Findings and Conclusion
We find that the Special Referee properly concluded that the respondent failed to meet his burden of establishing why the Court should not issue a final order of public discipline. The Special Referee's determination that the respondent's conduct did not constitute a New York crime is improper, however, as Judiciary Law § 90(4) and 22 NYCRR 1240.12 do not require the out-of-state crime of which the respondent was convicted to also be a New York crime.
Accordingly, the respondent's motion to confirm so much of the Special Referee's report as found that the respondent's conduct did not constitute a New York crime and to disaffirm so much of the report as, inter alia, found that the respondent did not demonstrate why a final order of public discipline should not be made is denied. The Grievance Committee's cross-motion to confirm so much of the Special Referee's report as found that the respondent did not demonstrate why a final order of public discipline should not be made and to disaffirm so much of the report as found that the respondent's conduct did not constitute a New York crime is granted.

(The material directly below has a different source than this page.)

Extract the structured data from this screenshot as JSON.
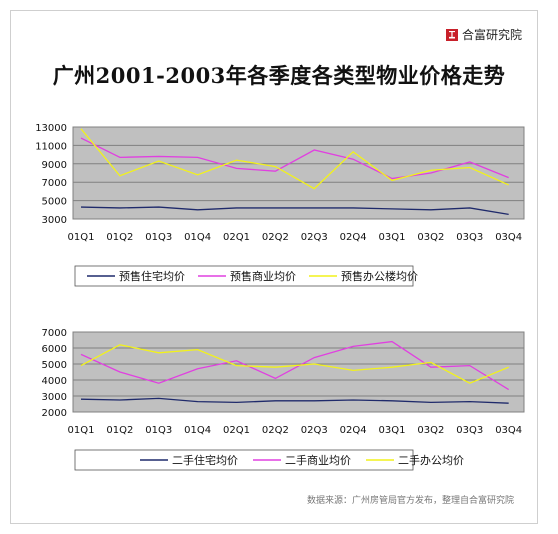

In determining an appropriate measure of discipline to impose, we have considered the respondent's prior disciplinary history, the circumstances of the respondent's arrest, and his conviction by a jury of improper exhibition of a dangerous weapon.

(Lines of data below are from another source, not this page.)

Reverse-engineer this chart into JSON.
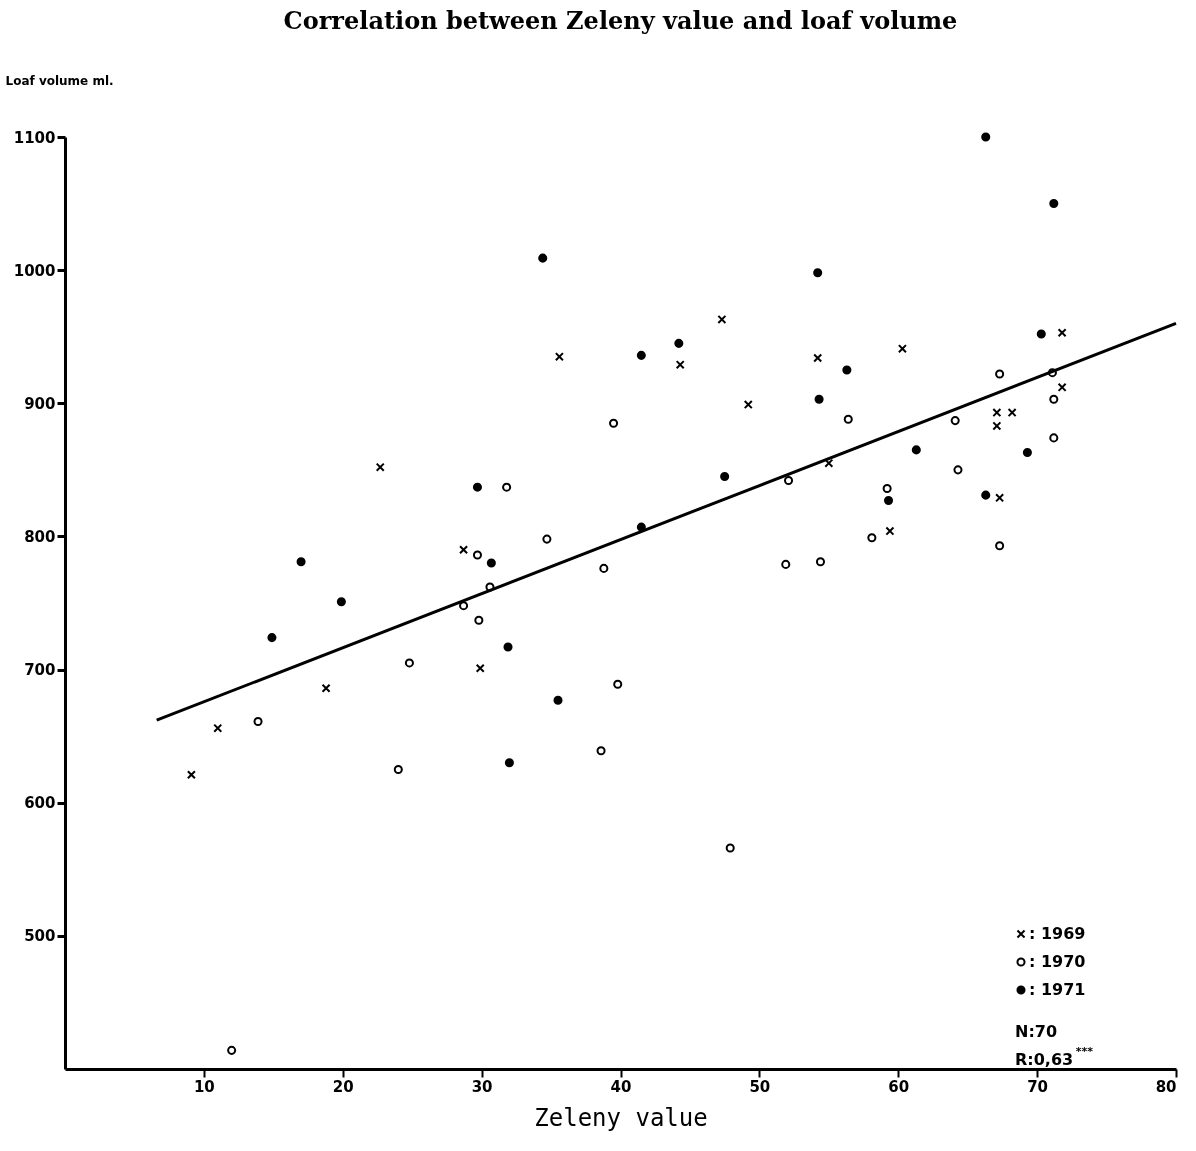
{
  "chart_data": {
    "type": "scatter",
    "title": "Correlation between Zeleny value and loaf volume",
    "xlabel": "Zeleny value",
    "ylabel": "Loaf volume ml.",
    "xlim": [
      0,
      80
    ],
    "xticks": [
      10,
      20,
      30,
      40,
      50,
      60,
      70,
      80
    ],
    "ylim": [
      400,
      1100
    ],
    "yticks": [
      500,
      600,
      700,
      800,
      900,
      1000,
      1100
    ],
    "grid": false,
    "legend": "bottom right",
    "series": [
      {
        "name": ": 1969",
        "color": "#000000",
        "marker": "cross",
        "x": [
          9.1,
          11.0,
          18.8,
          22.7,
          28.7,
          29.9,
          35.6,
          44.3,
          47.3,
          49.2,
          54.2,
          55.0,
          60.3,
          59.4,
          67.3,
          67.1,
          68.2,
          67.1,
          71.8,
          71.8
        ],
        "values": [
          621,
          656,
          686,
          852,
          790,
          701,
          935,
          929,
          963,
          899,
          934,
          855,
          941,
          804,
          829,
          893,
          893,
          883,
          953,
          912
        ]
      },
      {
        "name": ": 1970",
        "color": "#ffffff",
        "marker": "circle",
        "x": [
          12.0,
          13.9,
          24.8,
          24.0,
          28.7,
          29.7,
          29.8,
          30.6,
          31.8,
          34.7,
          38.8,
          38.6,
          39.8,
          39.5,
          47.9,
          52.1,
          51.9,
          54.4,
          58.1,
          59.2,
          64.3,
          67.3,
          71.2,
          56.4,
          64.1,
          67.3,
          71.2,
          71.1
        ],
        "values": [
          414,
          661,
          705,
          625,
          748,
          786,
          737,
          762,
          837,
          798,
          776,
          639,
          689,
          885,
          566,
          842,
          779,
          781,
          799,
          836,
          850,
          793,
          874,
          888,
          887,
          922,
          903,
          923
        ]
      },
      {
        "name": ": 1971",
        "color": "#000000",
        "marker": "circle",
        "x": [
          17.0,
          19.9,
          14.9,
          29.7,
          30.7,
          31.9,
          35.5,
          32.0,
          34.4,
          66.3,
          71.2,
          54.2,
          41.5,
          44.2,
          56.3,
          54.3,
          70.3,
          61.3,
          69.3,
          47.5,
          41.5,
          59.3,
          66.3
        ],
        "values": [
          781,
          751,
          724,
          837,
          780,
          717,
          677,
          630,
          1009,
          1100,
          1050,
          998,
          936,
          945,
          925,
          903,
          952,
          865,
          863,
          845,
          807,
          827,
          831
        ]
      },
      {
        "type": "line",
        "color": "#000000",
        "x": [
          6.6,
          80
        ],
        "values": [
          662,
          960
        ]
      }
    ],
    "annotations": [
      "N:70",
      "R:0,63$^{***}$"
    ]
  }
}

Under the totality of the circumstances, we find that the respondent's conduct warrants a suspension from the practice of law for a period of six months (see Matter of Batsiyan, 199 AD3d 80).
LASALLE, P.J., DILLON, DUFFY, BARROS and TAYLOR, JJ., concur.

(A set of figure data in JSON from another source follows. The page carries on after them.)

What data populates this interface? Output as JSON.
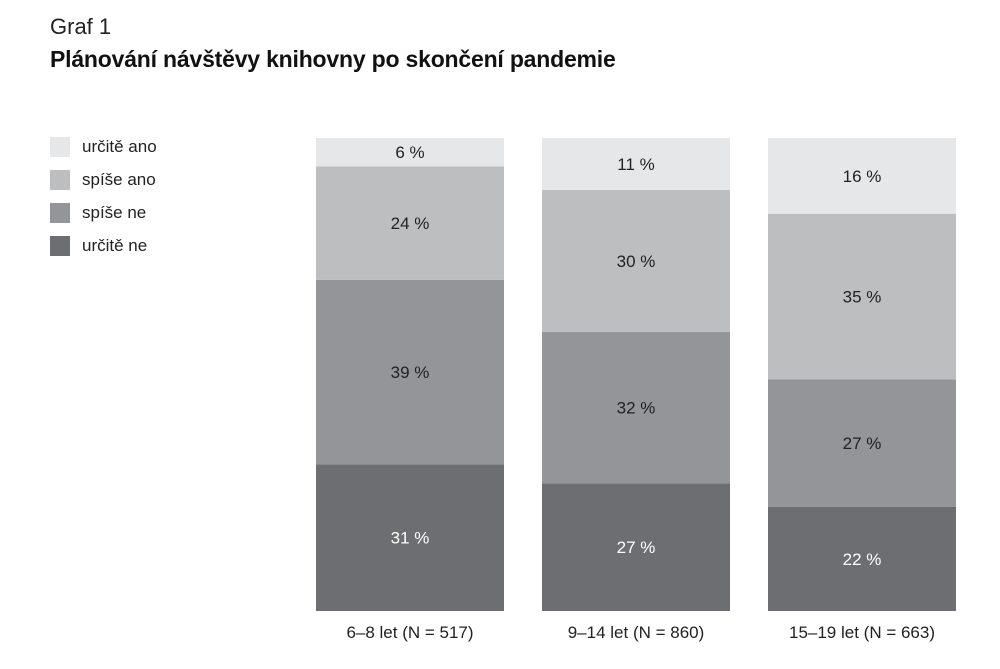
{
  "header": {
    "graf_label": "Graf 1",
    "title": "Plánování návštěvy knihovny po skončení pandemie"
  },
  "chart_data": {
    "type": "bar",
    "stacked": true,
    "title": "Plánování návštěvy knihovny po skončení pandemie",
    "xlabel": "",
    "ylabel": "",
    "ylim": [
      0,
      100
    ],
    "grid": false,
    "legend_position": "top-left",
    "categories": [
      "6–8 let (N = 517)",
      "9–14 let (N = 860)",
      "15–19 let (N = 663)"
    ],
    "series": [
      {
        "name": "určitě ne",
        "color": "#6d6e71",
        "label_color": "#ffffff",
        "values": [
          31,
          27,
          22
        ],
        "labels": [
          "31 %",
          "27 %",
          "22 %"
        ]
      },
      {
        "name": "spíše ne",
        "color": "#939598",
        "label_color": "#222222",
        "values": [
          39,
          32,
          27
        ],
        "labels": [
          "39 %",
          "32 %",
          "27 %"
        ]
      },
      {
        "name": "spíše ano",
        "color": "#bcbec0",
        "label_color": "#222222",
        "values": [
          24,
          30,
          35
        ],
        "labels": [
          "24 %",
          "30 %",
          "35 %"
        ]
      },
      {
        "name": "určitě ano",
        "color": "#e6e7e8",
        "label_color": "#222222",
        "values": [
          6,
          11,
          16
        ],
        "labels": [
          "6 %",
          "11 %",
          "16 %"
        ]
      }
    ]
  },
  "legend": {
    "items": [
      {
        "label": "určitě ano",
        "color": "#e6e7e8"
      },
      {
        "label": "spíše ano",
        "color": "#bcbec0"
      },
      {
        "label": "spíše ne",
        "color": "#939598"
      },
      {
        "label": "určitě ne",
        "color": "#6d6e71"
      }
    ]
  }
}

ORDERED that the respondent's motion to confirm so much of the Special Referee's report as found that the respondent's conduct did not constitute a New York crime and to disaffirm so much of the report as, inter alia, found that the respondent did not demonstrate why a final order of public discipline should not be made is denied; and it is further,
ORDERED that the Grievance Committee's cross-motion to confirm so much of the Special Referee's report as found that the respondent did not demonstrate why a final order of public discipline should not be made and to disaffirm so much of the report as found that the respondent's conduct did not constitute a New York crime is granted; and it is further,
ORDERED that the respondent, Barry Robert Gainsburg, is suspended from the practice of law for a period of six months, effective immediately, and continuing until further order [*3]of this Court. The respondent shall not apply for reinstatement earlier than October 7, 2026. In such application (see 22 NYCRR 1240.16), the respondent shall furnish satisfactory proof that during the period of suspension, he (1) refrained from practicing or attempting to practice law, (2) fully complied with this opinion and order and with the terms and provisions of the rules governing the conduct of disbarred or suspended attorneys (see id. § 1240.15), and (3) otherwise properly conducted himself; and it is further,
ORDERED that the respondent, Barry Robert Gainsburg, shall continue to comply with the rules governing the conduct of disbarred or suspended attorneys (see id.); and it is further,
ORDERED that pursuant to Judiciary Law § 90, the respondent, Barry Robert Gainsburg, shall continue to desist and refrain from (1) practicing law in any form, either as principal or as agent, clerk, or employee of another, (2) appearing as an attorney or counselor-at-law before any court, Judge, Justice, board, commission, or other public authority, (3) giving to another an opinion as to the law or its application or any advice in relation thereto, and (4) holding himself out in any way as an attorney and counselor-at-law; and it is further,
ORDERED that if the respondent, Barry Robert Gainsburg, has been issued a secure pass by the Office of Court Administration, it shall be returned forthwith to the issuing agency, and the respondent shall certify to the same in his affidavit of compliance pursuant to 22 NYCRR 1240.15(f).
LASALLE, P.J., DILLON, DUFFY, BARROS and TAYLOR, JJ., concur.